Using Ontrack PowerControls for SQL, DBAs will no longer have to restore a database to get back one table. With simple drag and drop functionality, single tables can be restored from native SQL backups or storage tier/SAN snapshots to the desired environment. The SQL table content can also be previewed to verify the correct table is being restored prior to actually doing the work.

Ontrack PowerControls for SQL is a win-win for DBAs and the businesses they work for. A DBA can now say “yes” to restore and table copy requests they previously had to turn away, and they can do them in a fraction of the time, giving them the ability to get back to their planned activities. The business can reduce application downtime, do more thorough testing and development, and spend more quality time on strategic projects.

Pre-register for the free trial and get it the minute it becomes available

2 Responses to "Dropped SQL table? A better solution has arrived!"

  • Larry Chesnut
    12th March 2015 - 11:27 am Reply

    I am curious about your product and have some questions.

    1. How does your tool handle object level (table, or rows of a table) restore process avoids violating foreign key dependencies?

    2. Does your tool support filestream and\or filetable?

    3. With regards to only some rows being inadvertently deleted (not the table being dropped) could you provide some insight into how your tool can help?

    • Ben Blomberg
      27th March 2015 - 4:41 pm Reply

      Thank you for the questions.

      We do not create indexes or foreign key constraints on the tables we create during the copy operation. We identify foreign key relationships in tables prior to the copy and notify the user if foreign key relationships exist between the table being copied and any other tables in the database.
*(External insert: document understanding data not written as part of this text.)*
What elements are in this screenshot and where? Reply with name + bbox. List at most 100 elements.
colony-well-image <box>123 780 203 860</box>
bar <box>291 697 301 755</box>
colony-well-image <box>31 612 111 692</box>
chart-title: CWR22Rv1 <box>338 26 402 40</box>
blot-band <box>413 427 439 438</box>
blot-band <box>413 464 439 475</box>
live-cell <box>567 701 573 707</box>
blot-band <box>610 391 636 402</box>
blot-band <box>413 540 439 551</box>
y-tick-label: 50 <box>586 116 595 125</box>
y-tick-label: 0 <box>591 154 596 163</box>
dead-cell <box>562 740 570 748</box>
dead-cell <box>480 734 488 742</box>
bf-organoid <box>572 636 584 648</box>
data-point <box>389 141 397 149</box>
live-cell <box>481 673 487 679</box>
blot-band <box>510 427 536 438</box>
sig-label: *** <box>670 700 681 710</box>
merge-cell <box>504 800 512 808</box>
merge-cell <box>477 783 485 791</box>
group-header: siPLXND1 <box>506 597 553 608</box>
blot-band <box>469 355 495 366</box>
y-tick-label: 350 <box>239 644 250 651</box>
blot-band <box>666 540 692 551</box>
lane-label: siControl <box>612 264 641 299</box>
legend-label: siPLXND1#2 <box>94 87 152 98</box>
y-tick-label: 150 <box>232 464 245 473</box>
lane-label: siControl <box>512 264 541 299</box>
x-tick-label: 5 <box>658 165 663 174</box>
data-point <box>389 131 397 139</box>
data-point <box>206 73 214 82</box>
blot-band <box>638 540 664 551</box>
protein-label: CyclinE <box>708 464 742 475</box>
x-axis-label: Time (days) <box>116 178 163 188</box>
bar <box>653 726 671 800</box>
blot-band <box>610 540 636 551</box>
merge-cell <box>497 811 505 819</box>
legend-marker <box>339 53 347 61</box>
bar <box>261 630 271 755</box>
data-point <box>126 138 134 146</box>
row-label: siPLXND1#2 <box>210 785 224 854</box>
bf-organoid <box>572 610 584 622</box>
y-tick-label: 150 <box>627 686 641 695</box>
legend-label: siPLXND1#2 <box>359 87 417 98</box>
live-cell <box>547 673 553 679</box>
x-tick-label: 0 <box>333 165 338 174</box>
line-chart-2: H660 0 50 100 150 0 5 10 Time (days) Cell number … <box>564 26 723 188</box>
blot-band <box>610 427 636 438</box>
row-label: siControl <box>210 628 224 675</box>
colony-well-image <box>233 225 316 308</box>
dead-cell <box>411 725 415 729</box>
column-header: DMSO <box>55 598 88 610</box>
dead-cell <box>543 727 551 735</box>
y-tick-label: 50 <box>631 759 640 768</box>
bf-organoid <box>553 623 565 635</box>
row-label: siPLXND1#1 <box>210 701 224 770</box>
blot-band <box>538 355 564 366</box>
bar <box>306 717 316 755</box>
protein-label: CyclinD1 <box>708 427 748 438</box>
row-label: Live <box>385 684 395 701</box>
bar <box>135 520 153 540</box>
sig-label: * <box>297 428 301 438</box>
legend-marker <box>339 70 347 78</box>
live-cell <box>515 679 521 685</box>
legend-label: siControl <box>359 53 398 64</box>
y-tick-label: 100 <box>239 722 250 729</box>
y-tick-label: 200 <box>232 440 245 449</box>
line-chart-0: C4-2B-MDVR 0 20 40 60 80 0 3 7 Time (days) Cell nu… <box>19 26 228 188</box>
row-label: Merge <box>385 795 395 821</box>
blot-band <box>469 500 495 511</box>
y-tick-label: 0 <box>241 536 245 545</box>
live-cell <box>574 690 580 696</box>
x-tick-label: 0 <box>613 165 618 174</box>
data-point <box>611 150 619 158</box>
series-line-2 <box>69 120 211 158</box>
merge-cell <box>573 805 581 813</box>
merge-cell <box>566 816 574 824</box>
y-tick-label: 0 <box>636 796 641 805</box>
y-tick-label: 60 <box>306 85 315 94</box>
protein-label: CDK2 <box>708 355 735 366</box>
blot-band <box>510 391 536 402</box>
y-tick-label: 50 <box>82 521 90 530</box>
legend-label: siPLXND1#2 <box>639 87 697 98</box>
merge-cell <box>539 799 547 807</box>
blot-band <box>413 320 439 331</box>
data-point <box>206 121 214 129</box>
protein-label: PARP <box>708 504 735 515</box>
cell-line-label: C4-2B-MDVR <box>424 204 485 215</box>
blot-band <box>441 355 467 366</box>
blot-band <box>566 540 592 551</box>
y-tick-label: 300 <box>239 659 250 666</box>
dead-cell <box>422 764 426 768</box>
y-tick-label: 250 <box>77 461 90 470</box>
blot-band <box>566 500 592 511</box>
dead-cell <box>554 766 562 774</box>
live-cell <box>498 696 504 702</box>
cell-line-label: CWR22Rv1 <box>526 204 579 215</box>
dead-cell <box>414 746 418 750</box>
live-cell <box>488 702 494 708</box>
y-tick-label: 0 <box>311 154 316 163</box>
      Ontrack PowerControls does not currently support filestream/ filetable, but that is something that our development teams are reviewing for a future release.

      In regards to your question about only some rows being deleted. The current use case around this would be to copy the table to a new table name or database and performing TSQL queries between the restored table and the live table. The tool is able to find and restore a single table much faster than you can restore an entire database, so that part of the restore process becomes much faster.